Wayland: Wayland is a modern display server protocol and compositor that replaces X11, designed to be simpler, more secure, and better suited to contemporary graphics hardware and input handling.
WebSocket: A communication protocol that enables two-way, persistent connections between a client and server over a single TCP connection, allowing real-time data exchange with lower overhead than repeated HTTP requests.
wildcard: A special character or pattern used in the shell to match multiple filenames or strings without typing each one explicitly. Common wildcards include * (any characters), ? (single character), and [ ] (character class).
window manager: A window manager is software that controls the placement, sizing, and appearance of windows on a graphical display. It manages how application windows interact and are rendered on your screen.
WireGuard: WireGuard is a modern, lightweight VPN protocol and implementation that provides secure point-to-point connections using public-key cryptography and runs as a kernel module on Linux.
work queue: A kernel mechanism that defers work (like interrupt handlers) to be executed later in a less-critical context, improving system responsiveness and allowing blocking operations that aren't safe in interrupt handlers.
working set: The set of memory pages that a process actively uses within a given time window. The kernel tracks this to optimize page replacement and predict memory demand.
write barrier: A mechanism that ensures disk writes are physically committed in the correct order, preventing data corruption if the system crashes or loses power during I/O operations.

X

X11: X11 is a network-based graphical display system that manages windows, input devices, and graphics rendering on Unix and Linux systems.

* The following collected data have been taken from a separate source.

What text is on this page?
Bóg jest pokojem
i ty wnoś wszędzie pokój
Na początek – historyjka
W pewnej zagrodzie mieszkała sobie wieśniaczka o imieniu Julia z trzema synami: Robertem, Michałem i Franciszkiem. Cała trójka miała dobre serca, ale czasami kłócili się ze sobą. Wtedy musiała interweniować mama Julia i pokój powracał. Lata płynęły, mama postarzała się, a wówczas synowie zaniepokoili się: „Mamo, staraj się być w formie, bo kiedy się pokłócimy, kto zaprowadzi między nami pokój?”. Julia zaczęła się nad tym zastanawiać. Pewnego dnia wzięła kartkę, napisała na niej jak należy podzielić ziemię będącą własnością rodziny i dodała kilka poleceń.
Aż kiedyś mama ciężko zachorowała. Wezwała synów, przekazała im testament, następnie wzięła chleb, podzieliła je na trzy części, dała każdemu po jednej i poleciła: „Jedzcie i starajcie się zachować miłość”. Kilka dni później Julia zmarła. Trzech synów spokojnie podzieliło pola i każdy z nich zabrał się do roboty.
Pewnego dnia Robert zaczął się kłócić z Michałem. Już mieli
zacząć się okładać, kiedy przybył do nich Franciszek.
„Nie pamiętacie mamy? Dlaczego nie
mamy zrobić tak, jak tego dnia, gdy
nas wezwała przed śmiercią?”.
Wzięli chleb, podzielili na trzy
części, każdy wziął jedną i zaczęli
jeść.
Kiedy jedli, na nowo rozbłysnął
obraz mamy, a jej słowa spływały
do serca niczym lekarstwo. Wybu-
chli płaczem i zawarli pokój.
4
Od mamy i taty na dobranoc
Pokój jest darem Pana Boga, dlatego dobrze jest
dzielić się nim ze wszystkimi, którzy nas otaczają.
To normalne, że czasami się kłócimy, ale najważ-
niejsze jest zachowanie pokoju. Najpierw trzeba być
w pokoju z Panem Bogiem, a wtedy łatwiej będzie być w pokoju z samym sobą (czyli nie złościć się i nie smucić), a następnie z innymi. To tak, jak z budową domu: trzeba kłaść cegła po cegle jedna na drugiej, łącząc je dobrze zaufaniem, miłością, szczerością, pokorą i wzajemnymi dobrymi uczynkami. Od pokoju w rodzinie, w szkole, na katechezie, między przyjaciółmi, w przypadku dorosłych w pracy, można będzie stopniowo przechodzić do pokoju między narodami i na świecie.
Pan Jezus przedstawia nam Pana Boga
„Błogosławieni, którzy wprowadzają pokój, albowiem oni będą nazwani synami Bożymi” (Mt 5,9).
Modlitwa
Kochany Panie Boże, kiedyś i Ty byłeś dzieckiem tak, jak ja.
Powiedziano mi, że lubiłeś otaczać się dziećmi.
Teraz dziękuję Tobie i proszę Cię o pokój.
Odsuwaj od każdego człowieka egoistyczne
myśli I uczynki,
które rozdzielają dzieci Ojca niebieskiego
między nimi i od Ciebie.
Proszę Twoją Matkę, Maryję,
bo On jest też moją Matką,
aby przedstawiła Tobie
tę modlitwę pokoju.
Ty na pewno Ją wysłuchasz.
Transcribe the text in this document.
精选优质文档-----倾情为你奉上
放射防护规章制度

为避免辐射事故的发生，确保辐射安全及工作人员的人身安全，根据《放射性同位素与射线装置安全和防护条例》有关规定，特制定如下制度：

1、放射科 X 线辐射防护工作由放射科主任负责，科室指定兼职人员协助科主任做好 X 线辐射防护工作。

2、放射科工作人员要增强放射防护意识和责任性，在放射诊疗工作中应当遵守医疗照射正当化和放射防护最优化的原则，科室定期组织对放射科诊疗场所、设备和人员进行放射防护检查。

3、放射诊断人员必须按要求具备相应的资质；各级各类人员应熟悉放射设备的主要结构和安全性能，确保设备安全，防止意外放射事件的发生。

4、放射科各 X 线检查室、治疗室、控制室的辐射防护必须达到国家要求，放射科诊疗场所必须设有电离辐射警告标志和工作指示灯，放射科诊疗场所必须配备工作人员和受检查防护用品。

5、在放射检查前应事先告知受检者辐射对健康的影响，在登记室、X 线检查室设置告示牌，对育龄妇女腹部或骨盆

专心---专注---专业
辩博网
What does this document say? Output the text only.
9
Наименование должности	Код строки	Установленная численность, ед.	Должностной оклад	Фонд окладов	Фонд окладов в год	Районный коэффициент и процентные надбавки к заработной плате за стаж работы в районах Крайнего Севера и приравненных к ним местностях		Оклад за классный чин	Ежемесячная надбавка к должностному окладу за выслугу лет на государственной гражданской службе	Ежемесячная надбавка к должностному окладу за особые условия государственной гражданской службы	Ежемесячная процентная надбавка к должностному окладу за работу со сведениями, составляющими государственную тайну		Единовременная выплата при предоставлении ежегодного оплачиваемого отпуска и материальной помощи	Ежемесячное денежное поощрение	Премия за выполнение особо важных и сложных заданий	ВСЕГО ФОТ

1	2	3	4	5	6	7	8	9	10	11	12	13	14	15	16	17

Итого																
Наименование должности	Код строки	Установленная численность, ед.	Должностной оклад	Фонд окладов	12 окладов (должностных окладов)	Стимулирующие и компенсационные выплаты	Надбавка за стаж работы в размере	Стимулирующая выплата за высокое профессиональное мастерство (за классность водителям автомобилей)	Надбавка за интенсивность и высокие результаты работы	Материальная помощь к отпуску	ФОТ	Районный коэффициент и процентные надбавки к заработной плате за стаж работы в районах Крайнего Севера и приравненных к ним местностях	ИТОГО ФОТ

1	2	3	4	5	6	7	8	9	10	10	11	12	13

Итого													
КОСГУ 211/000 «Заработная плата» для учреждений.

It follows a client-server architecture where applications (clients) send drawing requests to a display server.
XDP: XDP (eXpress Data Path) is a Linux kernel technology that allows programs to process network packets at the earliest possible point in the network stack, before they reach the traditional networking subsystem.
XFS: XFS is a high-performance, 64-bit journaling filesystem originally developed by SGI, now widely used in Linux for large-scale storage and parallel I/O workloads.

Y

YubiKey: A hardware security key that generates time-based or challenge-response authentication codes, used to secure Linux system access and online accounts against unauthorized login.

Z

zombie process: A zombie process is a child process that has terminated but whose exit status has not yet been read by its parent process, leaving an entry in the process table.
Zorin OS: Zorin OS is a Linux distribution based on Ubuntu designed to provide a user-friendly desktop experience with a Windows-like interface, making it accessible for users transitioning from Windows to Linux.
zram: zram is a Linux kernel module that creates compressed RAM-based block devices, allowing the system to store data in compressed form in memory to reduce physical RAM usage.
zsh: Zsh is an advanced interactive shell and command language for Linux and Unix systems that extends bash with powerful features like improved tab completion, spelling correction, and advanced pattern matching.